September 25th, 2008
Facebook in the Federal Campaign: I don
Federal Election, Living Digitally, Politics
Yes I know all about how Facebook started as the online version of hardcopy handbooks intended to help Harvard students in residence meet one another, and yes I know how when it went beyond university campuses millions of people have joined, and yes I know how for many of them it has become the main vehicle of online existence.
I had a look at the official facebook profiles for Stephen Harper (with 15,000 supporters), Stephane Dion (13,000), Jack Layton (18,000), and Elizabeth May (3000). Looking to the US, as I did in my last post, these numbers are far less than the expected one-tenth of those of the candidates in the US: Obama-Biden at 1,900,000 supporters, John McCain at 540,000, and Sarah Palin at 407,000. But my question is what is there uniquely valuable in their facebook profiles. The profiles contain some of the personal information and links to ads and videos that you can find on their party websites or on YouTube. The profiles also give supporters a chance to post their own pictures and wall posts, if the politician enables that feature – which Harper doesn’t, but the other three do. But the posts on the wall are so numerous (406,000 for Obama-Biden and even 4000 for Stephane Dion) that they cannot represent communication among supporters. Are they simply messages of support or emails to the campaign office?

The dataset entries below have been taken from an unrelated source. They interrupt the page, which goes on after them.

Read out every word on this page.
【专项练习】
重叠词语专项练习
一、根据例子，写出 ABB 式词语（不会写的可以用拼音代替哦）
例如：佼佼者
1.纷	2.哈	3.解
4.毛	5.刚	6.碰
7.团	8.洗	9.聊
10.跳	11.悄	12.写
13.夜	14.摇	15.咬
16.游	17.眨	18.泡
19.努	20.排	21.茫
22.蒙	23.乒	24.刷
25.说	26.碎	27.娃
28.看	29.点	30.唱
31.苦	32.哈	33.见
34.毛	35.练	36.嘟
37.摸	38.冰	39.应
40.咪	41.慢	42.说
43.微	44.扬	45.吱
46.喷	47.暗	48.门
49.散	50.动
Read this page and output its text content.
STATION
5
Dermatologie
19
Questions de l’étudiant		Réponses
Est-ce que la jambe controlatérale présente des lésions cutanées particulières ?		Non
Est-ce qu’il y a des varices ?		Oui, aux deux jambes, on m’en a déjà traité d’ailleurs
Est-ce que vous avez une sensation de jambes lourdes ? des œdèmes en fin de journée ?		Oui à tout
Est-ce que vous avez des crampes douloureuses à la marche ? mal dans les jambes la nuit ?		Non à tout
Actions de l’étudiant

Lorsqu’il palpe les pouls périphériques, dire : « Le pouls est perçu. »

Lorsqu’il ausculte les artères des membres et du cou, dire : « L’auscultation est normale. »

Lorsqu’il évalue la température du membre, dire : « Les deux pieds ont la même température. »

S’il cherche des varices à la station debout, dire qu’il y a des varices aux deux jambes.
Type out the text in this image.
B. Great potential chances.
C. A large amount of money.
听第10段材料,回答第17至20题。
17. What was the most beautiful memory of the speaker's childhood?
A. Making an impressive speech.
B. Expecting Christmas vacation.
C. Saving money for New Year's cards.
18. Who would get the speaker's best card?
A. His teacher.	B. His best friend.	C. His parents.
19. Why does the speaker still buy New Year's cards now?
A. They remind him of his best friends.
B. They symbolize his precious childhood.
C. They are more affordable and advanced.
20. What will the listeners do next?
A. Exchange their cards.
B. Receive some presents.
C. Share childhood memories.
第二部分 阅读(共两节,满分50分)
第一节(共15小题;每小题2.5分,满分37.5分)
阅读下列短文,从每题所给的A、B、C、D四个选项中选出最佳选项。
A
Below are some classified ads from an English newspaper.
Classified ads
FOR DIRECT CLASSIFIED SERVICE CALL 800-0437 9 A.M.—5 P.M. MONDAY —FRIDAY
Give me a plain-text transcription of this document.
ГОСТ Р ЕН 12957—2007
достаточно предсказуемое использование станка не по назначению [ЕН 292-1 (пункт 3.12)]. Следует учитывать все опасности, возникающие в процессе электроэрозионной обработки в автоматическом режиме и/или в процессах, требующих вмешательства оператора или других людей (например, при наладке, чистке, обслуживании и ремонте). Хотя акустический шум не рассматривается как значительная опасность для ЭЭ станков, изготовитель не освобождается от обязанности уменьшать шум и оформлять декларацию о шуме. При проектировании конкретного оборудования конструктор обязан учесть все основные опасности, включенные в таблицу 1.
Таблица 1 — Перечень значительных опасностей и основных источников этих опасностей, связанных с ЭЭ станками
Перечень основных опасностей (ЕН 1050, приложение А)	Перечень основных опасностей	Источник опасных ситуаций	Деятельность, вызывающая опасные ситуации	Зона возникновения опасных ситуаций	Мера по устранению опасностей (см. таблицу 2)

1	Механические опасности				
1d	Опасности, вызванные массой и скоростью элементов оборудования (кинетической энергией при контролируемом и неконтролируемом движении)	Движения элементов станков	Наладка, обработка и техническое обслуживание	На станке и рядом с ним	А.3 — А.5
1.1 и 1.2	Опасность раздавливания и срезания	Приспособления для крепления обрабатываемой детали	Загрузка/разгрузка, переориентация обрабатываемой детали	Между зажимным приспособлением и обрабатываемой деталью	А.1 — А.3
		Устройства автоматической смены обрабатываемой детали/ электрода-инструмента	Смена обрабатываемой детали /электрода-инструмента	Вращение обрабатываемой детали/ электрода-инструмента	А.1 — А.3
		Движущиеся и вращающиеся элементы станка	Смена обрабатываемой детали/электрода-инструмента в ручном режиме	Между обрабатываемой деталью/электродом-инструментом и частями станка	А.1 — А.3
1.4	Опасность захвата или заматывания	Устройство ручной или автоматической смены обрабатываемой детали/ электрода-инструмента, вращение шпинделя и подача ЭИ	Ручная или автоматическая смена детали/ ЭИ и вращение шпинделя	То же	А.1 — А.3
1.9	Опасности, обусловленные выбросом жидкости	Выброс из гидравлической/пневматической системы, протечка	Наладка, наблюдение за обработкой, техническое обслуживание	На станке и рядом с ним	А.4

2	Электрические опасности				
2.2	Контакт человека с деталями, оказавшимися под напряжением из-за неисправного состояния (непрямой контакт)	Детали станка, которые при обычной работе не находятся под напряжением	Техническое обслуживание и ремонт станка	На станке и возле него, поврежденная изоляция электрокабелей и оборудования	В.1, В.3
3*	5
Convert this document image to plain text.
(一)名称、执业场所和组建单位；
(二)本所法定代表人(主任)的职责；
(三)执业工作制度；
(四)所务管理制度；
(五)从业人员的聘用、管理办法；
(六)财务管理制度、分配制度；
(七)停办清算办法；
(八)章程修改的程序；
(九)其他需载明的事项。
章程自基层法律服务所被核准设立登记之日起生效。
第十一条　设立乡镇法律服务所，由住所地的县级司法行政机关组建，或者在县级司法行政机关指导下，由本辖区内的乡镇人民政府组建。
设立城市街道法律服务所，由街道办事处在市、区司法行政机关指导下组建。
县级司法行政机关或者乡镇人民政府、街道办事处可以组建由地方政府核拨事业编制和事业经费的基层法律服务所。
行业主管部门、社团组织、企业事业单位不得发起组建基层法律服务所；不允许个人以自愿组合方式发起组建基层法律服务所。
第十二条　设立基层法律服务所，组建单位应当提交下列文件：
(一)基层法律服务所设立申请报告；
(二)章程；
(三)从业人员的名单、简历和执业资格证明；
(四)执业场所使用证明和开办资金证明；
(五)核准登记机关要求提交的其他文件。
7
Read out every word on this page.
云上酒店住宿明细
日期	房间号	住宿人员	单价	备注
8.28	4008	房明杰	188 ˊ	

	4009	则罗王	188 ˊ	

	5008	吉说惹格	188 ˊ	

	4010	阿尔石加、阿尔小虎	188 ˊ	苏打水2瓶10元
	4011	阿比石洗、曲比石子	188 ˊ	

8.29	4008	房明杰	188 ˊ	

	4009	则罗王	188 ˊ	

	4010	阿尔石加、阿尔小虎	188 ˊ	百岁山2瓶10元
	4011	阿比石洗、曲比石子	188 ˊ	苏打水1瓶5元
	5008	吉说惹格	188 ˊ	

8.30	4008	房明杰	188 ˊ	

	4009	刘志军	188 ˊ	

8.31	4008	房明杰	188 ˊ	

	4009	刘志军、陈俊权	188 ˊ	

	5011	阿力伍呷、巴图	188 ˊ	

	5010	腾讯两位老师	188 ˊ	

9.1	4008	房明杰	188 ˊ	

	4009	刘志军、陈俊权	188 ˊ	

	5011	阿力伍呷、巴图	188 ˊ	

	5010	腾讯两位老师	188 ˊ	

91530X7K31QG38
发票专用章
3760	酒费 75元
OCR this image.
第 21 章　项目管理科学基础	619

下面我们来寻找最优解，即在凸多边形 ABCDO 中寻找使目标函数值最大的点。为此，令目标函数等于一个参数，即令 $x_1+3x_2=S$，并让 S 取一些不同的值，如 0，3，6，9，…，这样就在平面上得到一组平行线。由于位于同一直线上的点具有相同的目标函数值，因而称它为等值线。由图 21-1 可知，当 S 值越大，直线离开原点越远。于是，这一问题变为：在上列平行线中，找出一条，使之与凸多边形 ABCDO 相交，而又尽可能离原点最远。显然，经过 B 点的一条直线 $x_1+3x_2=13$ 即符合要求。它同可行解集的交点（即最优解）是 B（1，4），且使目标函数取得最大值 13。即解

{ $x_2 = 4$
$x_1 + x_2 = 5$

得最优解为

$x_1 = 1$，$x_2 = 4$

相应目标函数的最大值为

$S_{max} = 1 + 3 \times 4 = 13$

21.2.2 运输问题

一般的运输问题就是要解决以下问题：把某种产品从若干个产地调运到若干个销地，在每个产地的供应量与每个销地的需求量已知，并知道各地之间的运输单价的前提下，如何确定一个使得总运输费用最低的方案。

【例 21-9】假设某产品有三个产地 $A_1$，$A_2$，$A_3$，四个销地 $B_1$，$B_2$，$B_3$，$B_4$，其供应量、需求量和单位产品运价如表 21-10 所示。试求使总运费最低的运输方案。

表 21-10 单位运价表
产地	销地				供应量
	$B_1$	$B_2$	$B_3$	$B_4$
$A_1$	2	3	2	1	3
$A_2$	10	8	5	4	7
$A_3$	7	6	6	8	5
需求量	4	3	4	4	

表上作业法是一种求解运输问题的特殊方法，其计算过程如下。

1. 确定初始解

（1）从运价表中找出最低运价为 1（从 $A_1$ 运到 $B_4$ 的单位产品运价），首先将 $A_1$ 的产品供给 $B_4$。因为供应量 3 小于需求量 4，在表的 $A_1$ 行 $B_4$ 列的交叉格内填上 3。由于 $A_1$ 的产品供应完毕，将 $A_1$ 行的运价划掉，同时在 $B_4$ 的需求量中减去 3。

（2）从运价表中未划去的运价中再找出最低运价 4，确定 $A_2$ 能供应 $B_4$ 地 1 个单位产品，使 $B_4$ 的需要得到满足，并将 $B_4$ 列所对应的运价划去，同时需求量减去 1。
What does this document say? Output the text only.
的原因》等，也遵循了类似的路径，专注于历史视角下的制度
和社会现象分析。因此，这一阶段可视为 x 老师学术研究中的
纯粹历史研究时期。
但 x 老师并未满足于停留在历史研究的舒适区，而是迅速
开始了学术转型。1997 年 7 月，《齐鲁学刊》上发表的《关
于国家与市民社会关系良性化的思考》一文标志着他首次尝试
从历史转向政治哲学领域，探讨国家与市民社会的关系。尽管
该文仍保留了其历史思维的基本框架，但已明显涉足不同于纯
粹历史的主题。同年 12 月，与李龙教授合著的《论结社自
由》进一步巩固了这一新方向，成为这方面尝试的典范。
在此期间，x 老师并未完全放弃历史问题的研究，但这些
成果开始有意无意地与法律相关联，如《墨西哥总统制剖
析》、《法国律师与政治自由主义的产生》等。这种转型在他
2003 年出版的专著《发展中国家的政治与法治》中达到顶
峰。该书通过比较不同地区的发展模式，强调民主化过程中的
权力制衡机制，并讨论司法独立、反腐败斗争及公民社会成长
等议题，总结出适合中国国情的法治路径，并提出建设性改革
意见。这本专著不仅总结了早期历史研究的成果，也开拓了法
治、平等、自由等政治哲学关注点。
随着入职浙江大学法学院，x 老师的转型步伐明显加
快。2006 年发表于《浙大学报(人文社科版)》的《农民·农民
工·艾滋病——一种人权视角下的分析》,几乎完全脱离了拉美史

The more interactive political use of facebook appears to be groups organized around a cause, such as securing Elizabeth May’s participation in the leaders’ debate, or vote-swapping among Liberals, NDP, and Green supporters. Here the members of the group would seem to have actionable information to share with one another. The CBC’s Susan Ormiston reports a total of 400 partisan facebook groups in the election campaign. Again, more of the action would appear to be in these smaller self-organized groups than in the profiles organized by the candidates. As I understand it, that is how facebook is evolving, in that people use it to keep up with a manageable list of people who, at some level, do matter to them.
A facebook group thus seems very different from a YouTube post. When a facebook group gets too big, the objective of communication is not achieved. In contrast, the objective of a YouTube post is to get a message with political implications out to as many people as possible, so high view counts are important as indicator.